Trail, BC – A fire occurred at the No. 2 Slag Fuming Furnace at Teck Resources Limited’s Trail Operations at 12:50 am, Thursday, July 2, 2009, lasting approximately two hours. The cause, and the extent and estimate of the cost of damages, and the time required for repair will not be available until a full investigation is completed. There were no injuries to employees and there was no impact to other areas of the facility.
Teck Trail Operations Fire Department responded immediately, and was assisted by members of the Regional District of Kootenay Boundary Fire Department, through an existing mutual aid agreement. Production impacts are being reviewed and are expected to be minimal in terms of metal production and sales.

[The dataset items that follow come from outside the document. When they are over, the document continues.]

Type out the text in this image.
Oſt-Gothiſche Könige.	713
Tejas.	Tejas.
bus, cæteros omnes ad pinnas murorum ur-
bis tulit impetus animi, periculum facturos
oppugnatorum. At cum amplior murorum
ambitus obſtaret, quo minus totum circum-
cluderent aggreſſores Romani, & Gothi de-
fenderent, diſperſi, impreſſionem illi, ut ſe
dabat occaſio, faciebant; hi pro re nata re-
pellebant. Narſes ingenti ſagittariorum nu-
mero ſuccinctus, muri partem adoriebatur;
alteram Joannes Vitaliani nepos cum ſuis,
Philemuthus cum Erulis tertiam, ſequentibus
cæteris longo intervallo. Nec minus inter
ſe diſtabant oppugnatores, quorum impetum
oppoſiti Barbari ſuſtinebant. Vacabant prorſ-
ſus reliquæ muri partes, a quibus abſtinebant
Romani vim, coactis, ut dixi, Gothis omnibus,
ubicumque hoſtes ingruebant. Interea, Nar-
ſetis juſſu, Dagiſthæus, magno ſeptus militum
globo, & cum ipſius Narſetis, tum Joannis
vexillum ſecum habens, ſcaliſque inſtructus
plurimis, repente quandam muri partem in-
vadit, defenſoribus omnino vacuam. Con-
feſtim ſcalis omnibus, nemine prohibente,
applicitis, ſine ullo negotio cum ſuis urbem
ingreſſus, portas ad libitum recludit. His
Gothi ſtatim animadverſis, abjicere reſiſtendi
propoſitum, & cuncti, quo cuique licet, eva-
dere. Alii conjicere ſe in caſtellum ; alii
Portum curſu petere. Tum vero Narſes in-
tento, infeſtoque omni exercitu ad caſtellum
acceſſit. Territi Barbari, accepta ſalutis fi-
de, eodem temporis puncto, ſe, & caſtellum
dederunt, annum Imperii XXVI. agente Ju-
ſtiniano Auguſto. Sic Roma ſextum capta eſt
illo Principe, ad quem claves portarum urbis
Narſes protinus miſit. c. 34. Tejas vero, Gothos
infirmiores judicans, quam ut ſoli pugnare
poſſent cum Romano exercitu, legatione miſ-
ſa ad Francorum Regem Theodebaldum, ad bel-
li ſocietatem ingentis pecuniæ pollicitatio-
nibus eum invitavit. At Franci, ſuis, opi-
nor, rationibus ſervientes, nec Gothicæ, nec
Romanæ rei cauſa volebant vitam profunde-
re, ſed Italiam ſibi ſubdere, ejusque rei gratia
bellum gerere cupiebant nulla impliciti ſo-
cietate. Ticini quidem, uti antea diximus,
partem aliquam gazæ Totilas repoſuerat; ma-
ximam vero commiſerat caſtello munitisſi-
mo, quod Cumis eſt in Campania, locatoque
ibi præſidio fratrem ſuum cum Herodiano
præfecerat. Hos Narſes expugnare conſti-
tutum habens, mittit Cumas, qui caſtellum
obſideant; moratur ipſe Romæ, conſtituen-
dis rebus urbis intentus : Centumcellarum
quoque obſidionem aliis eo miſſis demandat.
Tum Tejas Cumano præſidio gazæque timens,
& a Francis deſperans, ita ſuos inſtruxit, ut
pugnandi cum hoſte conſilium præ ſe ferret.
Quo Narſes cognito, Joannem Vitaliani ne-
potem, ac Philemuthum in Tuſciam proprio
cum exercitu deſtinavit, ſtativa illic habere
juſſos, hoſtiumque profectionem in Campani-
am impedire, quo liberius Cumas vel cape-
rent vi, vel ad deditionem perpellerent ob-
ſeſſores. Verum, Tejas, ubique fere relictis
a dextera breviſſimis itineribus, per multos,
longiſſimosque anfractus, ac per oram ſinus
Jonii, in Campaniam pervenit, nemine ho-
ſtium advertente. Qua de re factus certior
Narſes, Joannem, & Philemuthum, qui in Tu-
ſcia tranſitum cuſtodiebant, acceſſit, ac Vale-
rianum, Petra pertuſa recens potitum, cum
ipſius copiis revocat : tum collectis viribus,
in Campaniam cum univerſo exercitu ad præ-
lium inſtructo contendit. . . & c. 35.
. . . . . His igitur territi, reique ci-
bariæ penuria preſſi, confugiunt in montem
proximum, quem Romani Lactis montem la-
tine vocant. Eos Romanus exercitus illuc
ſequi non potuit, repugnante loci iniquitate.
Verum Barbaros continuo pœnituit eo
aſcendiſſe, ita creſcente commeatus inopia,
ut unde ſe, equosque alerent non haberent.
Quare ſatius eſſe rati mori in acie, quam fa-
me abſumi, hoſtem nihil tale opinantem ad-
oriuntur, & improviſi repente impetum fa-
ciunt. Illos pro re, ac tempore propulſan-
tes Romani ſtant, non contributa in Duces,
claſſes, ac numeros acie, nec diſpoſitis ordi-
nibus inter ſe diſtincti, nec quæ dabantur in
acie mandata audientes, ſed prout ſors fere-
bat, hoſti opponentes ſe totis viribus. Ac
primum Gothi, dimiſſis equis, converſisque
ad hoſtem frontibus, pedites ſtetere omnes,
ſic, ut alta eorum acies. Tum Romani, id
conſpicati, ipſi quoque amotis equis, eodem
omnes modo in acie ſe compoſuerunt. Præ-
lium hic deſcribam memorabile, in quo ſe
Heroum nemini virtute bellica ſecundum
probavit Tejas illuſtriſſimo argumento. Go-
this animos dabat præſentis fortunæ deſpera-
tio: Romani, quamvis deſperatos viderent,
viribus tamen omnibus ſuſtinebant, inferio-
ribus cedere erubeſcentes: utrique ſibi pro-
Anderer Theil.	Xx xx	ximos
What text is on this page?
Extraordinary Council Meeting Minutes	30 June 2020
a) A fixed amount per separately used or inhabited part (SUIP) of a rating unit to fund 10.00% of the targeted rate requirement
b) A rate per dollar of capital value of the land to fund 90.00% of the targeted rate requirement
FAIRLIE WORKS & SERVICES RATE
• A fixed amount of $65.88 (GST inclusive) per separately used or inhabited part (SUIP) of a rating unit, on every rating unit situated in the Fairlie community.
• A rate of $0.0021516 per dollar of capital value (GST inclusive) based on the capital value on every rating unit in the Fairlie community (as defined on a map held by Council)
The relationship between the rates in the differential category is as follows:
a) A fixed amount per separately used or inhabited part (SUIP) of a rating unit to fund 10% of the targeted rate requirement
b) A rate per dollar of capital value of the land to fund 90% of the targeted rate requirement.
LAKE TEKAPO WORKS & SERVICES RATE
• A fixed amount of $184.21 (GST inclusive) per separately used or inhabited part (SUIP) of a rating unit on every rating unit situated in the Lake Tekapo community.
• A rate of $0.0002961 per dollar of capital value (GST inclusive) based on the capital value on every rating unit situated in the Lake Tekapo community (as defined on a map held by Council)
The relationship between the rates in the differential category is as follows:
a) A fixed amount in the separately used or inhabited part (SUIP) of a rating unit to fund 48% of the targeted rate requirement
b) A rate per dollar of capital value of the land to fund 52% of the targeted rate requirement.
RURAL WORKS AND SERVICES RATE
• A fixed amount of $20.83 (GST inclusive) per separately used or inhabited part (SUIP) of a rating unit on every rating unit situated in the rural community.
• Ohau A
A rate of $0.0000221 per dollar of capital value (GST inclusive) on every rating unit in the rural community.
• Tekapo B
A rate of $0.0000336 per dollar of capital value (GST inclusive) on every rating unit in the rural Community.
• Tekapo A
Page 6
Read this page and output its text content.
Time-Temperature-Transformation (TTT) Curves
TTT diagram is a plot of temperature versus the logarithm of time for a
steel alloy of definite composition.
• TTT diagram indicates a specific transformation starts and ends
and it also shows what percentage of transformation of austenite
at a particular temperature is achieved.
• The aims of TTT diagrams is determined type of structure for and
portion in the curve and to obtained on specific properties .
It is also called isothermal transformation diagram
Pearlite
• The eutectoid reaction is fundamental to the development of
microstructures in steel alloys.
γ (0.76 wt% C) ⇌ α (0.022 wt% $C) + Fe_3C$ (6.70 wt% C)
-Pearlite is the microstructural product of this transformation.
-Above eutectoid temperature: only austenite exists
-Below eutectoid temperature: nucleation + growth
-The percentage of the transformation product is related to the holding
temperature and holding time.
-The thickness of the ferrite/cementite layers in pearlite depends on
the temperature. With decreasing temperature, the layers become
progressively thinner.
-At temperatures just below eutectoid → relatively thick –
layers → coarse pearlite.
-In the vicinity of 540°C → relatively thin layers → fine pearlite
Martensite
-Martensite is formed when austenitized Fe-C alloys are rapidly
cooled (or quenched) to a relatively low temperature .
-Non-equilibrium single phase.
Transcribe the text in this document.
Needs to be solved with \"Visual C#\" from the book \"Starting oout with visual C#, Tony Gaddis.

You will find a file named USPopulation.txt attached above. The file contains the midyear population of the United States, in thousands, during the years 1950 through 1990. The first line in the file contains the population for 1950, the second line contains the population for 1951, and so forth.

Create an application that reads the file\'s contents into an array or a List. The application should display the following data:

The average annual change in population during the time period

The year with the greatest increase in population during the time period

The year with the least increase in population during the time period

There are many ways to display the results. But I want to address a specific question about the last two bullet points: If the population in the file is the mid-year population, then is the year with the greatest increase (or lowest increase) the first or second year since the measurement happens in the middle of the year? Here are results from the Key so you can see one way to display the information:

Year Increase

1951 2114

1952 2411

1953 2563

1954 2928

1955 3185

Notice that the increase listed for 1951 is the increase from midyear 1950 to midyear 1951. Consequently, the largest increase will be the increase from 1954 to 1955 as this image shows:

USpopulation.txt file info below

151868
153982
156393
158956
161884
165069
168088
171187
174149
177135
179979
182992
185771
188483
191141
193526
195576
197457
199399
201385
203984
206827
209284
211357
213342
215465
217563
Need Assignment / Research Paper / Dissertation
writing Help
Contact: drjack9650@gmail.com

The No. 2 Slag Fuming Furnace is part of the recycling process for end-of-life electronic materials, also referred to as electronic waste. The impact to electronic waste recycling will not be known until the investigation is complete.
As a result of this incident, some of the clean water used to fight the fire was directly discharged to the Columbia River. Our normal environmental procedures to identify and assess any environmental impacts have been initiated.
Teck is a diversified resource company committed to responsible mining and mineral development with major business units focused on copper, metallurgical coal, zinc, gold and energy. Headquartered in Vancouver, Canada, its shares are listed on the Toronto Stock Exchange under the symbols TCK.A and TCK.B and the New York Stock Exchange under the symbol TCK. Further information about Teck can be found at www.teck.com.
About Teck Trail Operations
Teck Trail Operations is one of the world’s largest fully integrated zinc and lead smelting and refining complexes, and the Waneta hydroelectric dam and transmission system. Trail’s metallurgical operations produce refined zinc and lead and a variety of precious and specialty metals, chemicals and fertilizer products. The Waneta dam provides power to Trail’s metallurgical operations and sells surplus power through the transmission system to customers in British Columbia and the United States.